Gattò Di Patate Is The Italian Potato Pie You Need To Know
Like chocolate and tomatoes, potatoes are native to the Americas but have since been artfully integrated into European cooking. The Italians may be known for their tomato-centric recipes like pizza and marinara sauce, but their expertise also encompasses the versatile potato. Gattò di patate is an Italian potato pie with multicultural beginnings.
Gattò is the Italian spelling of the French "gâteau," or pie, alluding to this delicious potato pie's French beginnings. According to IATE, the EU's terminology database, the dish dates back to 1768 Naples and the wedding of Neapolitan Archduchess Maria Carolina. For her wedding, the Neapolitan high court brought a troupe of French chefs, who introduced popular French dishes, including the gâteau. Inspired by the sweet French gâteau, Italians used local ingredients to create their own savory gattò di patate.
Composed of eggs, potatoes, butter, and cheese, gattò di patate lies somewhere between a frittata and a tortilla Española. Like the latter, potatoes are the main ingredient, but the dish is baked like a frittata. Instead of frying potatoes, the gattò di patate is a mashed potato pie enriched with butter, local Italian cheeses, and, often, cured meats. Eggs help the filling rise into a fluffy, ultra-rich consistency, while butter and a dusting of breadcrumbs provide a golden, crispy topping.
Once a decadent dish exclusive to nobility, gattò di patate is now enjoyed as a cozy comfort food served at dinner tables in Naples and the surrounding regions.

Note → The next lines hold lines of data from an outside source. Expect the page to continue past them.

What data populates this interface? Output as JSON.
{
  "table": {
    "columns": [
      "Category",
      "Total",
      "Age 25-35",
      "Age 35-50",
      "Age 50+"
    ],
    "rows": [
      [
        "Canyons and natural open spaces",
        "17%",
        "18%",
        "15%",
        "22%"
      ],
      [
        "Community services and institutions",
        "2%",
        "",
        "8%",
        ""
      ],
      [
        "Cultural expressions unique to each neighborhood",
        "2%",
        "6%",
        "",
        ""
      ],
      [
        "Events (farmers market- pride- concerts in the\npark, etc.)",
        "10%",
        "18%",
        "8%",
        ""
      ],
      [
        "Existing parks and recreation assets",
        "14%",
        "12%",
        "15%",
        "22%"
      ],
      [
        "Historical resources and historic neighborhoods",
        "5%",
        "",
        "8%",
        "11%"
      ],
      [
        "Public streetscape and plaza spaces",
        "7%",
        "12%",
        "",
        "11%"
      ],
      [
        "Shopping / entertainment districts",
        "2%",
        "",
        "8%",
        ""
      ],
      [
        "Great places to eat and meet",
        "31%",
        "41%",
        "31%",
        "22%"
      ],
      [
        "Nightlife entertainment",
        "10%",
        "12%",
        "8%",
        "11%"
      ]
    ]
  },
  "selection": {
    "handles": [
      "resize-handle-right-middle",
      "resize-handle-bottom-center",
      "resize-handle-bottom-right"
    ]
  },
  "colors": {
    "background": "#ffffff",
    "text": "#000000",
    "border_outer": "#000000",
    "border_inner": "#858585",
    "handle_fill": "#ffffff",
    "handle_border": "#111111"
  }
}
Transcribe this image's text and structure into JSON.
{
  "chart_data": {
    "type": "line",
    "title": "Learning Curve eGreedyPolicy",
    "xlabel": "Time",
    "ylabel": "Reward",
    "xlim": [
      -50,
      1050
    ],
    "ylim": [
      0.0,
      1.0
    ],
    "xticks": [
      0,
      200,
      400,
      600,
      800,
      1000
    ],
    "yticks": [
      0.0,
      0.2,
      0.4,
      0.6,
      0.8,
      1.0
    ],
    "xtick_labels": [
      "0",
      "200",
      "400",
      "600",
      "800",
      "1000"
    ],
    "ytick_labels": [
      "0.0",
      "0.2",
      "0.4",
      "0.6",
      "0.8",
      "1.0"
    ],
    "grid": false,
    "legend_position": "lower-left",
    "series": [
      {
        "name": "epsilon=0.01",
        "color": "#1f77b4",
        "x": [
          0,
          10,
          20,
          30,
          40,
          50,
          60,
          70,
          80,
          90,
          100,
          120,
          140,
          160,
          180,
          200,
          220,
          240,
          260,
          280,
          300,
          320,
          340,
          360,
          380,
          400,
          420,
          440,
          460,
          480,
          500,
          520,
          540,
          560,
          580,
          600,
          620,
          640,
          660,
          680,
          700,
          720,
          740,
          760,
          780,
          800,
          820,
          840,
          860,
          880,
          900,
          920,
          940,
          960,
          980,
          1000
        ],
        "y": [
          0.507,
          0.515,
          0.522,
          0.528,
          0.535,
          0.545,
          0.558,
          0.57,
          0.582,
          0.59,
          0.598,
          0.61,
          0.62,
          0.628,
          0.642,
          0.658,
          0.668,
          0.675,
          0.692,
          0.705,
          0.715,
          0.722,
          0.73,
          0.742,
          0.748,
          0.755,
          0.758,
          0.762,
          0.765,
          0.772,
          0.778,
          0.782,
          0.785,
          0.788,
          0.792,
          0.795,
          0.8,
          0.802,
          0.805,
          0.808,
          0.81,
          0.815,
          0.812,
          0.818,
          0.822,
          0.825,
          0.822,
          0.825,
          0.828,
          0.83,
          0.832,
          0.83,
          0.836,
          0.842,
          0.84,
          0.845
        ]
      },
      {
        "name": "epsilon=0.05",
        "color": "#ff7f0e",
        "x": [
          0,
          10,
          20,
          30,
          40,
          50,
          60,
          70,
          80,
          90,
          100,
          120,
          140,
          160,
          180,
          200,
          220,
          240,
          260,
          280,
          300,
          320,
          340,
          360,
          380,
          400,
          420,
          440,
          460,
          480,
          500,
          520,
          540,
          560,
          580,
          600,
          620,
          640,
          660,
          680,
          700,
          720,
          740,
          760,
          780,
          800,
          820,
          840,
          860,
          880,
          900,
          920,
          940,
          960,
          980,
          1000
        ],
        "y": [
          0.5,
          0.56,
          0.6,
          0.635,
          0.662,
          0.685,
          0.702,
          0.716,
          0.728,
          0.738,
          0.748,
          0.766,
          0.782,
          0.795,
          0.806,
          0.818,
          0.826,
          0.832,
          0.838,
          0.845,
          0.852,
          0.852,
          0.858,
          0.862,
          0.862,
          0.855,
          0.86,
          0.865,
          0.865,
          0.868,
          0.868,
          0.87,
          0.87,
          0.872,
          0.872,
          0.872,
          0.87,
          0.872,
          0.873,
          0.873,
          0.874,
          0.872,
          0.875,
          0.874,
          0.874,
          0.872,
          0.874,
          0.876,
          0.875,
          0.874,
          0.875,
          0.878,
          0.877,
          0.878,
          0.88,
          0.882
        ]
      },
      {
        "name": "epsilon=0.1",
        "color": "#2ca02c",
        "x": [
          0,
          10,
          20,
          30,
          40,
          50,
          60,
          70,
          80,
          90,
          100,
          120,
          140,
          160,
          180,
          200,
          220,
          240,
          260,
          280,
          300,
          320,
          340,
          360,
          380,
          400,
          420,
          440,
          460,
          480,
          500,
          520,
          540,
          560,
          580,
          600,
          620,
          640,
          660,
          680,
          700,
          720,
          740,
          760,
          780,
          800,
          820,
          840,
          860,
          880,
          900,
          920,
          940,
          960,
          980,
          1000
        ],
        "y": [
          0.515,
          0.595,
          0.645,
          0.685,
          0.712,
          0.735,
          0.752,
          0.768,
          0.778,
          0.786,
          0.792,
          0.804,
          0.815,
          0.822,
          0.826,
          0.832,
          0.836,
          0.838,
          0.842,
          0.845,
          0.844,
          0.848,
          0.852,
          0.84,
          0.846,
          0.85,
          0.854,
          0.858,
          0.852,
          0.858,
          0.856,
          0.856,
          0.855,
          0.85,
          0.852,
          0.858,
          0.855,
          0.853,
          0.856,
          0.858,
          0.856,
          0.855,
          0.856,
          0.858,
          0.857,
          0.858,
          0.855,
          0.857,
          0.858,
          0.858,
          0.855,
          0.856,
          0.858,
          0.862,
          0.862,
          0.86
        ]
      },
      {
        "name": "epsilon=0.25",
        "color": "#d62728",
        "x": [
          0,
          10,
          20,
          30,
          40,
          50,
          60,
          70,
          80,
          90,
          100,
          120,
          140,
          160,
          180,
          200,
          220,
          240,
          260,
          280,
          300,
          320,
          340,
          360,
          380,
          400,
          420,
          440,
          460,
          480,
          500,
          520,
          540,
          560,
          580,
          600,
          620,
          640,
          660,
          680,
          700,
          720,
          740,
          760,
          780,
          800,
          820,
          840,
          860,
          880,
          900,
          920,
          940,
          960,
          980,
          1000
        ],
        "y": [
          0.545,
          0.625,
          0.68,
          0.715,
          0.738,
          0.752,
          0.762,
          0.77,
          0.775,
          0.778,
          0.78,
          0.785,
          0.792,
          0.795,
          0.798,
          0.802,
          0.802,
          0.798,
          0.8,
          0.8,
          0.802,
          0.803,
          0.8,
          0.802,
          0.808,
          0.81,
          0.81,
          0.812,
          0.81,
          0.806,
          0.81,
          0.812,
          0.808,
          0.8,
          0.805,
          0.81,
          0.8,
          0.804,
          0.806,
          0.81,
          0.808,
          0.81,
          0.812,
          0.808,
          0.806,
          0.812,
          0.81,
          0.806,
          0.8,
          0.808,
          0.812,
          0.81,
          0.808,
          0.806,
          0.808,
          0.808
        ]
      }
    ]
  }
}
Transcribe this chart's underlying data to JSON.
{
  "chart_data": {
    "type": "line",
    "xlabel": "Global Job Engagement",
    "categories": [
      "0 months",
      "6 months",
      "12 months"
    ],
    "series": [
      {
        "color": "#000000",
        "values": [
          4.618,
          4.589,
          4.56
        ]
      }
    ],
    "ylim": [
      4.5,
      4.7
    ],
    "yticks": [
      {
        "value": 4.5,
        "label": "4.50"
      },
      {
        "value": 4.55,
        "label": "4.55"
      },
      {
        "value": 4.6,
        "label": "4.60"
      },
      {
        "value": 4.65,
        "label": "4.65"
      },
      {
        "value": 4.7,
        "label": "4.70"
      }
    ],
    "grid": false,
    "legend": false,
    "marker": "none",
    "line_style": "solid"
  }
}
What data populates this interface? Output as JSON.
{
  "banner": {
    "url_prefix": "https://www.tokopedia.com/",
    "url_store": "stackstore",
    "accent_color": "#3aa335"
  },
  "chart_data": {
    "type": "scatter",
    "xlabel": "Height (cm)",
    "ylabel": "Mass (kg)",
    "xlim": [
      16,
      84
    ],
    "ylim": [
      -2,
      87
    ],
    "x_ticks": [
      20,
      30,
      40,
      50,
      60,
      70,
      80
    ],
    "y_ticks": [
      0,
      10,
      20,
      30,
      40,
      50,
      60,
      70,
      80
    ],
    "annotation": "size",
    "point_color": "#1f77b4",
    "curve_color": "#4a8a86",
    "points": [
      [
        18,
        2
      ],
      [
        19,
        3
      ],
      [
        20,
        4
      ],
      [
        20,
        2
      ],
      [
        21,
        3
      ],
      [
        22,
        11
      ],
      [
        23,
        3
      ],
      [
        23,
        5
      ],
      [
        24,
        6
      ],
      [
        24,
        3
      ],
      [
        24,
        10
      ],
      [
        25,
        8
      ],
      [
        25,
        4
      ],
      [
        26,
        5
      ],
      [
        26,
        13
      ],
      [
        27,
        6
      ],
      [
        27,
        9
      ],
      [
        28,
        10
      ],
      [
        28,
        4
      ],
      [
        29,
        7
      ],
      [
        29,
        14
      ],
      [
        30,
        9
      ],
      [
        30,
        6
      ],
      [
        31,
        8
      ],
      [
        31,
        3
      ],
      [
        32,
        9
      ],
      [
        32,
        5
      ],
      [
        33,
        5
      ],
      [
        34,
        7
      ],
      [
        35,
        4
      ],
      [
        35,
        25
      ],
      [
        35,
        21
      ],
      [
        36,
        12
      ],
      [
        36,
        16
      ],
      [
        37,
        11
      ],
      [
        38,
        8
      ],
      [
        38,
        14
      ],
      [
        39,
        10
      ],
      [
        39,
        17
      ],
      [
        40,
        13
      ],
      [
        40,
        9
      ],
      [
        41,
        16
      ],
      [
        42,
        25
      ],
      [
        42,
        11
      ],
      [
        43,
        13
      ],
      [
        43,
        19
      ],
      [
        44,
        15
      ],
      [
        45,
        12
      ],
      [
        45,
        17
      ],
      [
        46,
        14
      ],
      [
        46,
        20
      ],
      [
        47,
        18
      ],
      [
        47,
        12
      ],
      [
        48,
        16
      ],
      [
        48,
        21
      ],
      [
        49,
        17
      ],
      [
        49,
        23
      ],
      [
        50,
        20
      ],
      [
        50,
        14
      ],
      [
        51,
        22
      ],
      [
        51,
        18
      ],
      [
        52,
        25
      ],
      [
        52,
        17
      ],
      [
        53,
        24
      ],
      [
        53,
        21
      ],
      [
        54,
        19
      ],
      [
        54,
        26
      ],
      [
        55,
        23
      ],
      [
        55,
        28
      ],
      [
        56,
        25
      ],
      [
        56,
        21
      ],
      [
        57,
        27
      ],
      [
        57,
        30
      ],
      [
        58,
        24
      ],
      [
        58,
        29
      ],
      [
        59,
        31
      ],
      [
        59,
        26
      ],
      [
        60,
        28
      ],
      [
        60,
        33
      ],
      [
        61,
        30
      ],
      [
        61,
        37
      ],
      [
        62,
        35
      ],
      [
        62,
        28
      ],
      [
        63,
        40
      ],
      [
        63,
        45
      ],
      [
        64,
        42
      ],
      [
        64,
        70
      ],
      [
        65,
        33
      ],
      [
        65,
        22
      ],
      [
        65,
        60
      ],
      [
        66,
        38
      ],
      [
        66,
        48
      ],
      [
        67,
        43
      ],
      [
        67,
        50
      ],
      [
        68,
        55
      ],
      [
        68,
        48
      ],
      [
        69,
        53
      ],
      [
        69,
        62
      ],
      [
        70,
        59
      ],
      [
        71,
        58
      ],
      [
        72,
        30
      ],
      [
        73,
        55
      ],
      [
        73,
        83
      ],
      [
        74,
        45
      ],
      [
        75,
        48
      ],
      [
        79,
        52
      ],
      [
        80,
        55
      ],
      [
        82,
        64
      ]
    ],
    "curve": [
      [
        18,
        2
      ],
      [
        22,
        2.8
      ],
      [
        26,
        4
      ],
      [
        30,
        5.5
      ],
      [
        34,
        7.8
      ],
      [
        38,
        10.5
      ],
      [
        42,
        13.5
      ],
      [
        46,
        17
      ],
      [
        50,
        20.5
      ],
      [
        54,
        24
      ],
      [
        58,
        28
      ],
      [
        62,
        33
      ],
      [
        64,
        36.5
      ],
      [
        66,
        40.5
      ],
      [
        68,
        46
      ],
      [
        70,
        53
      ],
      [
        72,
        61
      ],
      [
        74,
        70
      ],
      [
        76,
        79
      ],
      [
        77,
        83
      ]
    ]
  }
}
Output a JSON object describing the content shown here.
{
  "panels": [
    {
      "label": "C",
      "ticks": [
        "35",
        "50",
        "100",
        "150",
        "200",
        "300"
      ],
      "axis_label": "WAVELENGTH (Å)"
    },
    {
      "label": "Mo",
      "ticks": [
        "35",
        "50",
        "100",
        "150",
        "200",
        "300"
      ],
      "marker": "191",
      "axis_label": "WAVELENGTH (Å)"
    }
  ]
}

Ingredient variations and tips
Similar to lasagna, gattò di patate is a labor-intensive layered pie that Italians usually enjoy as a filling one-dish meal. However, instead of a rectangular casserole dish, it's usually baked inside a deep, round cake tin with a removable mold.
The layering starts with mashed potatoes blended with eggs, butter, seasonings, and optional parmesan cheese, followed by your choice of meltable Italian cheeses and cured meats. A second layer goes on top before finishing with a thin layer of mashed potatoes and breadcrumbs and popping the dish in the oven. Similar to a tortilla Española, the round pie is typically allowed to cool and served in triangular slices.
While every family could have a different recipe, the most common fillings include provolone, parmesan, romano, scamorza, and mozzarella cheese as well as Italian meats like salami, pepperoni, and mortadella.
However, you could always add different cold cuts, sauteed vegetables, or sliced olives to the melted cheese layer. Many recipes also add milk or heavy cream to the potatoes for a creamier consistency and flavor. Additionally, nutmeg, granulated garlic, and dried Italian herbs will also amp up this ultra-rich dish with spice and earthiness.